Photo Courtesy : Department of Nuclear, Plasma, and Radiological Engineering, Illinois

GEORGE R. CARRUTHERS

Most of the times the desperation and call for science comes from childhood. When children in a summer camp looked at the night sky of Milky Way Galaxy, the tiny but shining stars, the enormous picture of the sky, they found their luck of being part of the universe. That is when they said I would like to explore it. Said by author and theoretical physicist Dr. Michio Kaku, after interviewing about 300 scientists who invented the future in their laboratory, the age 10 is commonly called the goldilocks zone to develop an interests in science.

Our story falls in George R. Carruthers, a African-American NASA inventor who led the team of inventing the far ultraviolet camera/spectrograph, as part of the mission of Apollo 16 in 1972. He grew up with interests in Physics, Science and Astronomy and became an telescope inventor at the age of 10. Although the telescope was not ideally matured, by taking cardboard and cheap lenses in use, you can’t require more for a child at that age.

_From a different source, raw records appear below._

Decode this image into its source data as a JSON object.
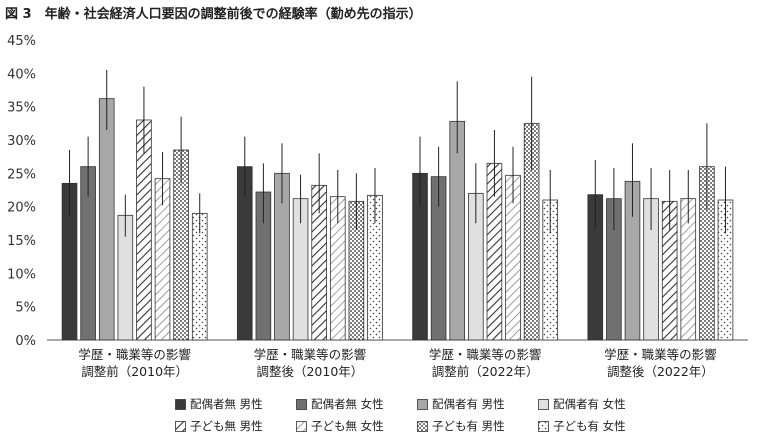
{
  "title": "図 3　年齢・社会経済人口要因の調整前後での経験率（勤め先の指示）",
  "chart_data": {
    "type": "bar",
    "categories": [
      [
        "学歴・職業等の影響",
        "調整前（2010年）"
      ],
      [
        "学歴・職業等の影響",
        "調整後（2010年）"
      ],
      [
        "学歴・職業等の影響",
        "調整前（2022年）"
      ],
      [
        "学歴・職業等の影響",
        "調整後（2022年）"
      ]
    ],
    "ylim": [
      0,
      45
    ],
    "yticks": [
      "0%",
      "5%",
      "10%",
      "15%",
      "20%",
      "25%",
      "30%",
      "35%",
      "40%",
      "45%"
    ],
    "grid": false,
    "legend_position": "bottom",
    "series": [
      {
        "name": "配偶者無 男性",
        "fill": "#3a3a3a",
        "pattern": "solid",
        "values": [
          23.5,
          26.0,
          25.0,
          21.8
        ],
        "err_low": [
          18.5,
          21.5,
          20.0,
          16.5
        ],
        "err_high": [
          28.5,
          30.5,
          30.5,
          27.0
        ]
      },
      {
        "name": "配偶者無 女性",
        "fill": "#707070",
        "pattern": "solid",
        "values": [
          26.0,
          22.2,
          24.5,
          21.2
        ],
        "err_low": [
          21.5,
          17.5,
          20.0,
          16.5
        ],
        "err_high": [
          30.5,
          26.5,
          29.0,
          25.8
        ]
      },
      {
        "name": "配偶者有 男性",
        "fill": "#a8a8a8",
        "pattern": "solid",
        "values": [
          36.2,
          25.0,
          32.8,
          23.8
        ],
        "err_low": [
          31.5,
          20.5,
          28.0,
          18.5
        ],
        "err_high": [
          40.5,
          29.5,
          38.8,
          29.5
        ]
      },
      {
        "name": "配偶者有 女性",
        "fill": "#e0e0e0",
        "pattern": "solid",
        "values": [
          18.7,
          21.2,
          22.0,
          21.2
        ],
        "err_low": [
          15.5,
          17.5,
          17.5,
          16.5
        ],
        "err_high": [
          21.8,
          24.8,
          26.5,
          25.8
        ]
      },
      {
        "name": "子ども無 男性",
        "fill": "#ffffff",
        "pattern": "hatch-bold",
        "values": [
          33.0,
          23.2,
          26.5,
          20.8
        ],
        "err_low": [
          28.0,
          19.0,
          21.5,
          16.5
        ],
        "err_high": [
          38.0,
          28.0,
          31.5,
          25.5
        ]
      },
      {
        "name": "子ども無 女性",
        "fill": "#ffffff",
        "pattern": "hatch-light",
        "values": [
          24.2,
          21.5,
          24.7,
          21.2
        ],
        "err_low": [
          20.2,
          17.5,
          20.5,
          17.5
        ],
        "err_high": [
          28.2,
          25.5,
          29.0,
          25.5
        ]
      },
      {
        "name": "子ども有 男性",
        "fill": "#ffffff",
        "pattern": "dots-dense",
        "values": [
          28.5,
          20.8,
          32.5,
          26.0
        ],
        "err_low": [
          23.5,
          16.5,
          25.5,
          19.5
        ],
        "err_high": [
          33.5,
          25.0,
          39.5,
          32.5
        ]
      },
      {
        "name": "子ども有 女性",
        "fill": "#ffffff",
        "pattern": "dots-sparse",
        "values": [
          19.0,
          21.7,
          21.0,
          21.0
        ],
        "err_low": [
          16.0,
          17.5,
          16.0,
          16.0
        ],
        "err_high": [
          22.0,
          25.8,
          25.5,
          26.0
        ]
      }
    ]
  }
}
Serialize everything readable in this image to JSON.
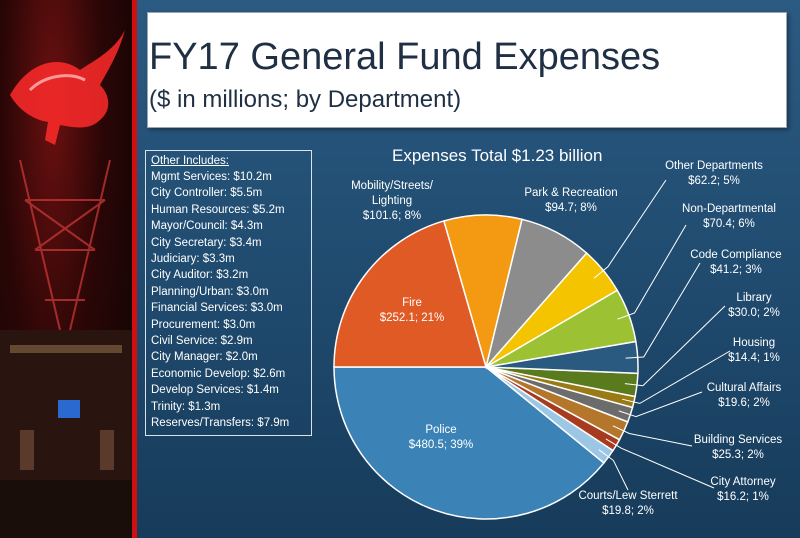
{
  "title": {
    "main": "FY17 General Fund Expenses",
    "sub": "($ in millions; by Department)"
  },
  "other_includes": {
    "title": "Other Includes:",
    "items": [
      "Mgmt Services: $10.2m",
      "City Controller: $5.5m",
      "Human Resources: $5.2m",
      "Mayor/Council: $4.3m",
      "City Secretary: $3.4m",
      "Judiciary: $3.3m",
      "City Auditor: $3.2m",
      "Planning/Urban: $3.0m",
      "Financial Services: $3.0m",
      "Procurement: $3.0m",
      "Civil Service: $2.9m",
      "City Manager: $2.0m",
      "Economic Develop: $2.6m",
      "Develop Services: $1.4m",
      "Trinity: $1.3m",
      "Reserves/Transfers:  $7.9m"
    ]
  },
  "chart_data": {
    "type": "pie",
    "title": "Expenses Total $1.23 billion",
    "start": "Police slice begins at 9 o'clock, proceeding counter-clockwise",
    "slices": [
      {
        "name": "Police",
        "value": 480.5,
        "percent": 39,
        "label_lines": [
          "Police",
          "$480.5; 39%"
        ],
        "color": "#3b82b6",
        "label_color": "#ffffff"
      },
      {
        "name": "Courts/Lew Sterrett",
        "value": 19.8,
        "percent": 2,
        "label_lines": [
          "Courts/Lew Sterrett",
          "$19.8; 2%"
        ],
        "color": "#9cc7e4",
        "label_color": "#ffffff"
      },
      {
        "name": "City Attorney",
        "value": 16.2,
        "percent": 1,
        "label_lines": [
          "City Attorney",
          "$16.2; 1%"
        ],
        "color": "#a63b20",
        "label_color": "#ffffff"
      },
      {
        "name": "Building Services",
        "value": 25.3,
        "percent": 2,
        "label_lines": [
          "Building Services",
          "$25.3; 2%"
        ],
        "color": "#b4762a",
        "label_color": "#ffffff"
      },
      {
        "name": "Cultural Affairs",
        "value": 19.6,
        "percent": 2,
        "label_lines": [
          "Cultural Affairs",
          "$19.6; 2%"
        ],
        "color": "#6c6c6c",
        "label_color": "#ffffff"
      },
      {
        "name": "Housing",
        "value": 14.4,
        "percent": 1,
        "label_lines": [
          "Housing",
          "$14.4; 1%"
        ],
        "color": "#9a7a14",
        "label_color": "#ffffff"
      },
      {
        "name": "Library",
        "value": 30.0,
        "percent": 2,
        "label_lines": [
          "Library",
          "$30.0; 2%"
        ],
        "color": "#5a7a1e",
        "label_color": "#ffffff"
      },
      {
        "name": "Code Compliance",
        "value": 41.2,
        "percent": 3,
        "label_lines": [
          "Code Compliance",
          "$41.2; 3%"
        ],
        "color": "#2a5a80",
        "label_color": "#ffffff"
      },
      {
        "name": "Non-Departmental",
        "value": 70.4,
        "percent": 6,
        "label_lines": [
          "Non-Departmental",
          "$70.4; 6%"
        ],
        "color": "#9cc233",
        "label_color": "#ffffff"
      },
      {
        "name": "Other Departments",
        "value": 62.2,
        "percent": 5,
        "label_lines": [
          "Other Departments",
          "$62.2; 5%"
        ],
        "color": "#f5c400",
        "label_color": "#ffffff"
      },
      {
        "name": "Park & Recreation",
        "value": 94.7,
        "percent": 8,
        "label_lines": [
          "Park & Recreation",
          "$94.7;  8%"
        ],
        "color": "#8c8c8c",
        "label_color": "#ffffff"
      },
      {
        "name": "Mobility/Streets/Lighting",
        "value": 101.6,
        "percent": 8,
        "label_lines": [
          "Mobility/Streets/",
          "Lighting",
          "$101.6; 8%"
        ],
        "color": "#f39a12",
        "label_color": "#ffffff"
      },
      {
        "name": "Fire",
        "value": 252.1,
        "percent": 21,
        "label_lines": [
          "Fire",
          "$252.1; 21%"
        ],
        "color": "#e05a26",
        "label_color": "#ffffff"
      }
    ]
  }
}
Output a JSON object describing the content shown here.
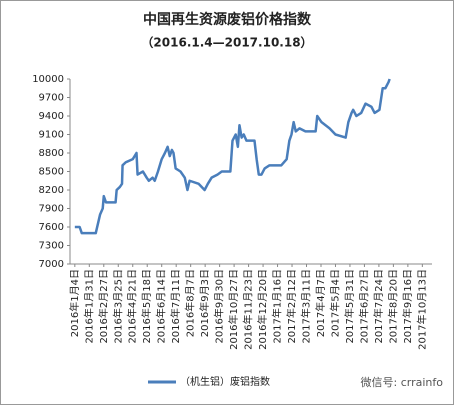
{
  "chart_data": {
    "type": "line",
    "title": "中国再生资源废铝价格指数",
    "subtitle": "（2016.1.4—2017.10.18）",
    "annotation": "微信号: crrainfo",
    "xlim": [
      -9,
      666
    ],
    "ylim": [
      7000,
      10000
    ],
    "yticks": [
      7000,
      7300,
      7600,
      7900,
      8200,
      8500,
      8800,
      9100,
      9400,
      9700,
      10000
    ],
    "xticks": [
      {
        "value": 0,
        "label": "2016年1月4日"
      },
      {
        "value": 27,
        "label": "2016年1月31日"
      },
      {
        "value": 54,
        "label": "2016年2月27日"
      },
      {
        "value": 81,
        "label": "2016年3月25日"
      },
      {
        "value": 108,
        "label": "2016年4月21日"
      },
      {
        "value": 135,
        "label": "2016年5月18日"
      },
      {
        "value": 162,
        "label": "2016年6月14日"
      },
      {
        "value": 189,
        "label": "2016年7月11日"
      },
      {
        "value": 216,
        "label": "2016年8月7日"
      },
      {
        "value": 243,
        "label": "2016年9月3日"
      },
      {
        "value": 270,
        "label": "2016年9月30日"
      },
      {
        "value": 297,
        "label": "2016年10月27日"
      },
      {
        "value": 324,
        "label": "2016年11月23日"
      },
      {
        "value": 351,
        "label": "2016年12月20日"
      },
      {
        "value": 378,
        "label": "2017年1月16日"
      },
      {
        "value": 405,
        "label": "2017年2月12日"
      },
      {
        "value": 432,
        "label": "2017年3月11日"
      },
      {
        "value": 459,
        "label": "2017年4月7日"
      },
      {
        "value": 486,
        "label": "2017年5月4日"
      },
      {
        "value": 513,
        "label": "2017年5月31日"
      },
      {
        "value": 540,
        "label": "2017年6月27日"
      },
      {
        "value": 567,
        "label": "2017年7月24日"
      },
      {
        "value": 594,
        "label": "2017年8月20日"
      },
      {
        "value": 621,
        "label": "2017年9月16日"
      },
      {
        "value": 648,
        "label": "2017年10月13日"
      }
    ],
    "grid": false,
    "x": [
      0,
      9,
      13,
      39,
      47,
      52,
      54,
      58,
      76,
      78,
      84,
      88,
      89,
      95,
      108,
      115,
      117,
      127,
      134,
      138,
      145,
      149,
      155,
      162,
      168,
      173,
      177,
      181,
      184,
      188,
      197,
      205,
      210,
      214,
      231,
      242,
      248,
      255,
      266,
      274,
      290,
      294,
      300,
      304,
      307,
      311,
      315,
      320,
      335,
      339,
      343,
      348,
      354,
      363,
      385,
      395,
      400,
      404,
      408,
      412,
      419,
      430,
      449,
      452,
      460,
      475,
      486,
      505,
      510,
      516,
      519,
      525,
      534,
      542,
      553,
      559,
      568,
      574,
      579,
      585,
      587
    ],
    "series": [
      {
        "name": "（机生铝）废铝指数",
        "color": "#4a7ebb",
        "values": [
          7600,
          7600,
          7500,
          7500,
          7800,
          7900,
          8100,
          8000,
          8000,
          8200,
          8250,
          8300,
          8600,
          8650,
          8700,
          8800,
          8450,
          8500,
          8400,
          8350,
          8400,
          8350,
          8500,
          8700,
          8800,
          8900,
          8750,
          8850,
          8800,
          8550,
          8500,
          8400,
          8200,
          8350,
          8300,
          8200,
          8300,
          8400,
          8450,
          8500,
          8500,
          9000,
          9100,
          8900,
          9250,
          9050,
          9100,
          9000,
          9000,
          8700,
          8450,
          8450,
          8550,
          8600,
          8600,
          8700,
          9000,
          9100,
          9300,
          9150,
          9200,
          9150,
          9150,
          9400,
          9300,
          9200,
          9100,
          9050,
          9300,
          9450,
          9500,
          9400,
          9450,
          9600,
          9550,
          9450,
          9500,
          9850,
          9850,
          9950,
          10000
        ]
      }
    ]
  }
}
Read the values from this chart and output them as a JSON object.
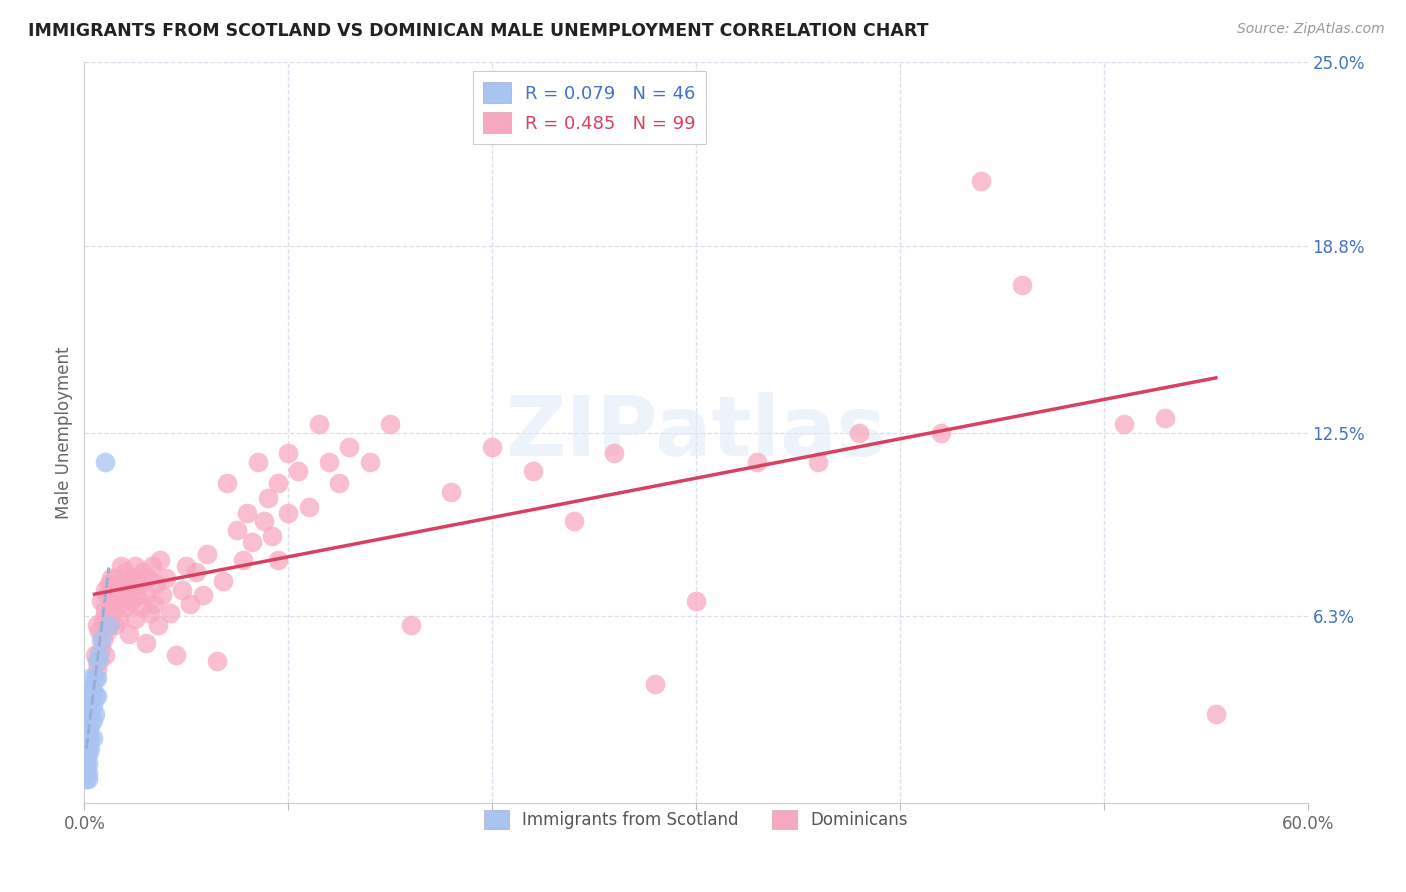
{
  "title": "IMMIGRANTS FROM SCOTLAND VS DOMINICAN MALE UNEMPLOYMENT CORRELATION CHART",
  "source": "Source: ZipAtlas.com",
  "ylabel": "Male Unemployment",
  "xlim": [
    0.0,
    0.6
  ],
  "ylim": [
    0.0,
    0.25
  ],
  "xticks": [
    0.0,
    0.1,
    0.2,
    0.3,
    0.4,
    0.5,
    0.6
  ],
  "xticklabels": [
    "0.0%",
    "",
    "",
    "",
    "",
    "",
    "60.0%"
  ],
  "ytick_labels_right": [
    "25.0%",
    "18.8%",
    "12.5%",
    "6.3%"
  ],
  "ytick_vals_right": [
    0.25,
    0.188,
    0.125,
    0.063
  ],
  "scotland_color": "#a8c4f0",
  "dominican_color": "#f8a8c0",
  "scotland_line_color": "#90b0d8",
  "dominican_line_color": "#d84060",
  "scotland_R": 0.079,
  "scotland_N": 46,
  "dominican_R": 0.485,
  "dominican_N": 99,
  "watermark": "ZIPatlas",
  "scotland_points": [
    [
      0.001,
      0.035
    ],
    [
      0.001,
      0.032
    ],
    [
      0.001,
      0.03
    ],
    [
      0.001,
      0.028
    ],
    [
      0.001,
      0.025
    ],
    [
      0.001,
      0.023
    ],
    [
      0.001,
      0.021
    ],
    [
      0.001,
      0.018
    ],
    [
      0.001,
      0.016
    ],
    [
      0.001,
      0.014
    ],
    [
      0.001,
      0.012
    ],
    [
      0.001,
      0.01
    ],
    [
      0.001,
      0.008
    ],
    [
      0.002,
      0.038
    ],
    [
      0.002,
      0.035
    ],
    [
      0.002,
      0.032
    ],
    [
      0.002,
      0.029
    ],
    [
      0.002,
      0.026
    ],
    [
      0.002,
      0.023
    ],
    [
      0.002,
      0.02
    ],
    [
      0.002,
      0.018
    ],
    [
      0.002,
      0.016
    ],
    [
      0.002,
      0.013
    ],
    [
      0.002,
      0.01
    ],
    [
      0.002,
      0.008
    ],
    [
      0.003,
      0.042
    ],
    [
      0.003,
      0.038
    ],
    [
      0.003,
      0.035
    ],
    [
      0.003,
      0.03
    ],
    [
      0.003,
      0.026
    ],
    [
      0.003,
      0.022
    ],
    [
      0.003,
      0.018
    ],
    [
      0.004,
      0.038
    ],
    [
      0.004,
      0.033
    ],
    [
      0.004,
      0.028
    ],
    [
      0.004,
      0.022
    ],
    [
      0.005,
      0.042
    ],
    [
      0.005,
      0.036
    ],
    [
      0.005,
      0.03
    ],
    [
      0.006,
      0.048
    ],
    [
      0.006,
      0.042
    ],
    [
      0.006,
      0.036
    ],
    [
      0.007,
      0.05
    ],
    [
      0.008,
      0.055
    ],
    [
      0.01,
      0.115
    ],
    [
      0.012,
      0.06
    ]
  ],
  "dominican_points": [
    [
      0.005,
      0.05
    ],
    [
      0.006,
      0.045
    ],
    [
      0.006,
      0.06
    ],
    [
      0.007,
      0.048
    ],
    [
      0.007,
      0.058
    ],
    [
      0.008,
      0.052
    ],
    [
      0.008,
      0.068
    ],
    [
      0.009,
      0.055
    ],
    [
      0.009,
      0.062
    ],
    [
      0.01,
      0.05
    ],
    [
      0.01,
      0.065
    ],
    [
      0.01,
      0.072
    ],
    [
      0.011,
      0.058
    ],
    [
      0.011,
      0.07
    ],
    [
      0.012,
      0.06
    ],
    [
      0.012,
      0.074
    ],
    [
      0.013,
      0.064
    ],
    [
      0.013,
      0.076
    ],
    [
      0.014,
      0.068
    ],
    [
      0.015,
      0.06
    ],
    [
      0.015,
      0.076
    ],
    [
      0.016,
      0.07
    ],
    [
      0.017,
      0.062
    ],
    [
      0.017,
      0.074
    ],
    [
      0.018,
      0.067
    ],
    [
      0.018,
      0.08
    ],
    [
      0.019,
      0.072
    ],
    [
      0.02,
      0.066
    ],
    [
      0.02,
      0.078
    ],
    [
      0.021,
      0.07
    ],
    [
      0.022,
      0.057
    ],
    [
      0.022,
      0.074
    ],
    [
      0.023,
      0.068
    ],
    [
      0.024,
      0.076
    ],
    [
      0.025,
      0.062
    ],
    [
      0.025,
      0.08
    ],
    [
      0.026,
      0.07
    ],
    [
      0.027,
      0.074
    ],
    [
      0.028,
      0.066
    ],
    [
      0.029,
      0.078
    ],
    [
      0.03,
      0.054
    ],
    [
      0.03,
      0.07
    ],
    [
      0.031,
      0.076
    ],
    [
      0.032,
      0.064
    ],
    [
      0.033,
      0.08
    ],
    [
      0.034,
      0.067
    ],
    [
      0.035,
      0.074
    ],
    [
      0.036,
      0.06
    ],
    [
      0.037,
      0.082
    ],
    [
      0.038,
      0.07
    ],
    [
      0.04,
      0.076
    ],
    [
      0.042,
      0.064
    ],
    [
      0.045,
      0.05
    ],
    [
      0.048,
      0.072
    ],
    [
      0.05,
      0.08
    ],
    [
      0.052,
      0.067
    ],
    [
      0.055,
      0.078
    ],
    [
      0.058,
      0.07
    ],
    [
      0.06,
      0.084
    ],
    [
      0.065,
      0.048
    ],
    [
      0.068,
      0.075
    ],
    [
      0.07,
      0.108
    ],
    [
      0.075,
      0.092
    ],
    [
      0.078,
      0.082
    ],
    [
      0.08,
      0.098
    ],
    [
      0.082,
      0.088
    ],
    [
      0.085,
      0.115
    ],
    [
      0.088,
      0.095
    ],
    [
      0.09,
      0.103
    ],
    [
      0.092,
      0.09
    ],
    [
      0.095,
      0.082
    ],
    [
      0.095,
      0.108
    ],
    [
      0.1,
      0.118
    ],
    [
      0.1,
      0.098
    ],
    [
      0.105,
      0.112
    ],
    [
      0.11,
      0.1
    ],
    [
      0.115,
      0.128
    ],
    [
      0.12,
      0.115
    ],
    [
      0.125,
      0.108
    ],
    [
      0.13,
      0.12
    ],
    [
      0.14,
      0.115
    ],
    [
      0.15,
      0.128
    ],
    [
      0.16,
      0.06
    ],
    [
      0.18,
      0.105
    ],
    [
      0.2,
      0.12
    ],
    [
      0.22,
      0.112
    ],
    [
      0.24,
      0.095
    ],
    [
      0.26,
      0.118
    ],
    [
      0.28,
      0.04
    ],
    [
      0.3,
      0.068
    ],
    [
      0.33,
      0.115
    ],
    [
      0.36,
      0.115
    ],
    [
      0.38,
      0.125
    ],
    [
      0.42,
      0.125
    ],
    [
      0.44,
      0.21
    ],
    [
      0.46,
      0.175
    ],
    [
      0.51,
      0.128
    ],
    [
      0.53,
      0.13
    ],
    [
      0.555,
      0.03
    ]
  ]
}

He got his B.S. degree in Astronautic Engineering and M.S. degree in Nuclear Engineering and PhD. in Astronautical and Astronomical Engineering in 1964. His great honor, which got him an award of National Medal of Technology and Innovation, is from the invention of  the far ultraviolet camera/spectrograph, which would be able to absorb UV emissions on the moon. It was hard for scientists on earth to absorb UV because the earth atmosphere took away most of the UV emissions, but by doing that on the moon, there are a lot of data to be collected. Basically, they built a 50-pound, gold-plated camera that could catch the radiation from the upper half of the spectrum. The Apollo brought the camera to the moon and succeeded of collecting about 200 UV figures.

His other honors include Arthur S. Flemming Award, in 1970, Exceptional Achievement Scientific Award Medal in 1972, and Black Engineer of the Year Award 1987.